FeaturePaperless-ngxGoogle DriveDropbox
Data locationYour hardwareGoogle serversAmazon AWS
AI processingLocal LLMCloud AICloud AI
Training dataNever leaves deviceFed to AI models”Anonymized” analytics
Search indexingPrivateGoogle indexes contentDropbox indexes content
Account requiredNoYes (Google account)Yes
Offline accessFullLimitedLimited

Your documents stay on your hardware. OCR runs locally. AI inference happens on your machine. The only network traffic is what you explicitly send.

Troubleshooting

Documents stuck in consume folder: Check file permissions.

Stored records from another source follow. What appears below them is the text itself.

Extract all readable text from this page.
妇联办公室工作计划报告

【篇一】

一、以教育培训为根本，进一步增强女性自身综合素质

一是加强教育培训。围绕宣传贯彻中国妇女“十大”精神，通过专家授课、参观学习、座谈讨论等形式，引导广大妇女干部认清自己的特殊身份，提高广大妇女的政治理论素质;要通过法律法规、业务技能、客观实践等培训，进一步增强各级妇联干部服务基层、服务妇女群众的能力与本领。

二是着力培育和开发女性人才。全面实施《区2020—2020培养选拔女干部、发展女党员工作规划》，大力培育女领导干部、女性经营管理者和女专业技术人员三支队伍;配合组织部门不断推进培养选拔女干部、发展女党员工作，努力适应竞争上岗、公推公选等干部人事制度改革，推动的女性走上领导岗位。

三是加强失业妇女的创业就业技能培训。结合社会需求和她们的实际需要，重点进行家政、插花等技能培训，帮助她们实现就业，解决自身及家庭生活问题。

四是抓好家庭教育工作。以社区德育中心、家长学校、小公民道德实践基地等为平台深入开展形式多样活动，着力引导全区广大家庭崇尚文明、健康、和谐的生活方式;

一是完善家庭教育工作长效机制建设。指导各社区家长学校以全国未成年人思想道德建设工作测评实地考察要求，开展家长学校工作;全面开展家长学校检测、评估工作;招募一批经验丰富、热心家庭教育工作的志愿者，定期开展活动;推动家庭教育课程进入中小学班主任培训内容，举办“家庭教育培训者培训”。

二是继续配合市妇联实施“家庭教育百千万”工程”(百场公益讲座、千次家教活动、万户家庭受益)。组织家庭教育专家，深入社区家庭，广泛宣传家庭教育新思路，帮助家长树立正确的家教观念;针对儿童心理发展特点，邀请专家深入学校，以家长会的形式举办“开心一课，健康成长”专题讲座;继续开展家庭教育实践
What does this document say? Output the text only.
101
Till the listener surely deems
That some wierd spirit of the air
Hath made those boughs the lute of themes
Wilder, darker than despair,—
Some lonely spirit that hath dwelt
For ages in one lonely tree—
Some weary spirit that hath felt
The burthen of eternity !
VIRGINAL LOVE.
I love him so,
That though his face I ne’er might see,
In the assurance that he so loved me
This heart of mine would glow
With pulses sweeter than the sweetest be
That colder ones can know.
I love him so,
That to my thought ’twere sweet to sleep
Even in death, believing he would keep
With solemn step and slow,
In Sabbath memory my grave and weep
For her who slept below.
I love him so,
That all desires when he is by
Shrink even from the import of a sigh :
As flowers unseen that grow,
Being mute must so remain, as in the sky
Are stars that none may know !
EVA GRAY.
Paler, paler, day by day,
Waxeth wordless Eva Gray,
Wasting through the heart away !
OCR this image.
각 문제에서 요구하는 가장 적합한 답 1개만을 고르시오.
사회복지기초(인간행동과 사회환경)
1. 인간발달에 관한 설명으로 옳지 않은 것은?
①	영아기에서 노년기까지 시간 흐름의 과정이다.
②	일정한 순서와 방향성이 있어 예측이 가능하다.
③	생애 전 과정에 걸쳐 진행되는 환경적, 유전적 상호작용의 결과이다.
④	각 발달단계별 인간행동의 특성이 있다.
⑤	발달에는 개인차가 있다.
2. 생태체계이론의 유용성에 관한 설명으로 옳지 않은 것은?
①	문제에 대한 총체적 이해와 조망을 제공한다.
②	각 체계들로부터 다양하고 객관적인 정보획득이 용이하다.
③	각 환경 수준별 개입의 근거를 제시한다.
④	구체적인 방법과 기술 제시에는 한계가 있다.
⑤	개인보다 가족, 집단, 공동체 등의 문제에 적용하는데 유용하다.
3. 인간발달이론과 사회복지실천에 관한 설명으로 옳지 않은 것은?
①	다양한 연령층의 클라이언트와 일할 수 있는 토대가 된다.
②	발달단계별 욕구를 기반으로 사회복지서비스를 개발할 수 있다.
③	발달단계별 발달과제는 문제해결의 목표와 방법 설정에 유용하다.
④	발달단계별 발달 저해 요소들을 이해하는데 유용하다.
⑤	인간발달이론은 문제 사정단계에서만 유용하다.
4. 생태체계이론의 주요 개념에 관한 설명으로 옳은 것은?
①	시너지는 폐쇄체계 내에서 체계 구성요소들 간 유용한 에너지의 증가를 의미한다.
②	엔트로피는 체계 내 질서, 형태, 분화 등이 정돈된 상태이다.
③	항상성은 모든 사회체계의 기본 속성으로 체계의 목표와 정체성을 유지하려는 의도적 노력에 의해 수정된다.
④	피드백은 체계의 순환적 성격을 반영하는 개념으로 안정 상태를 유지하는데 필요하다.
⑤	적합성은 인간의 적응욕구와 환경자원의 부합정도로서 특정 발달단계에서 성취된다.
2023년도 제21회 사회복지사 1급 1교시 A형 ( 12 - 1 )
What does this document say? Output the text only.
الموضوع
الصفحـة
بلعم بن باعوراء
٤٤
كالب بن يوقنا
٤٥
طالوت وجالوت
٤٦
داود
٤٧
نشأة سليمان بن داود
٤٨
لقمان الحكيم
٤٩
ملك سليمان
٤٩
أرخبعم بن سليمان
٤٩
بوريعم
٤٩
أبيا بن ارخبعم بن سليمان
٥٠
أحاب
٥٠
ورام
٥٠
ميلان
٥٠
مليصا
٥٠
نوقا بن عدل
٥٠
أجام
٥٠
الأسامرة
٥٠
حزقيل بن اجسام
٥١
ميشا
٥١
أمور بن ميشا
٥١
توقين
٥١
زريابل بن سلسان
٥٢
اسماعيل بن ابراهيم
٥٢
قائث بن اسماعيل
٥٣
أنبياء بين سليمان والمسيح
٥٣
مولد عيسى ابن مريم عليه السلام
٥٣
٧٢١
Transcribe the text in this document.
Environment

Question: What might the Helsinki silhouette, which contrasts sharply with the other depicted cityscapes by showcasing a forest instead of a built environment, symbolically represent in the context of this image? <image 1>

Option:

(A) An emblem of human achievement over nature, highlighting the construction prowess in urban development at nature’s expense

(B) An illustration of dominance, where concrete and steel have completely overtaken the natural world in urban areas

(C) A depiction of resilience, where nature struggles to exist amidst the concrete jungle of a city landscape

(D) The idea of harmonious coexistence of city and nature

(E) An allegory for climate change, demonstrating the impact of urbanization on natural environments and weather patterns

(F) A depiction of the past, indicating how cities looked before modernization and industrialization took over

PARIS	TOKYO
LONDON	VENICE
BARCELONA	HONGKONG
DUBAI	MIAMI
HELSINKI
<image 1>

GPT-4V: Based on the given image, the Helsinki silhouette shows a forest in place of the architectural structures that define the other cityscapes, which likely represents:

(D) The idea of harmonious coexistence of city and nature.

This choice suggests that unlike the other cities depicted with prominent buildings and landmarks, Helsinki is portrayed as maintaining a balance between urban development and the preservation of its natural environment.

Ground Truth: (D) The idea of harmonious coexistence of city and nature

Paperless runs as UID 1000 by default—make sure your consume folder is writable:

chmod -R 777 ~/paperless/consume

OCR not working on certain languages: Add the language to PAPERLESS_OCR_LANGUAGE. Multiple languages: eng+deu+fra.

Ollama models slow: If you don’t have a GPU, use smaller models like llama3.2:3b or phi3:mini. Or just skip the AI layer—base Paperless-ngx works great without it.

Database errors after upgrade: Back up, then:

docker compose down
docker compose pull
docker compose up -d
docker compose exec webserver python manage.py migrate

What You Can Do Now

Paperless-ngx replaces the document management parts of cloud storage services while keeping everything private. Combined with local AI, you get intelligent organization that actually improves over time—learning your categories, recognizing your correspondents, and extracting text from even the messiest scans.

Start with the base setup. Get your documents flowing in. Add the AI layer when you’re comfortable. Within a week, you’ll wonder why you ever trusted your tax returns to Google’s servers.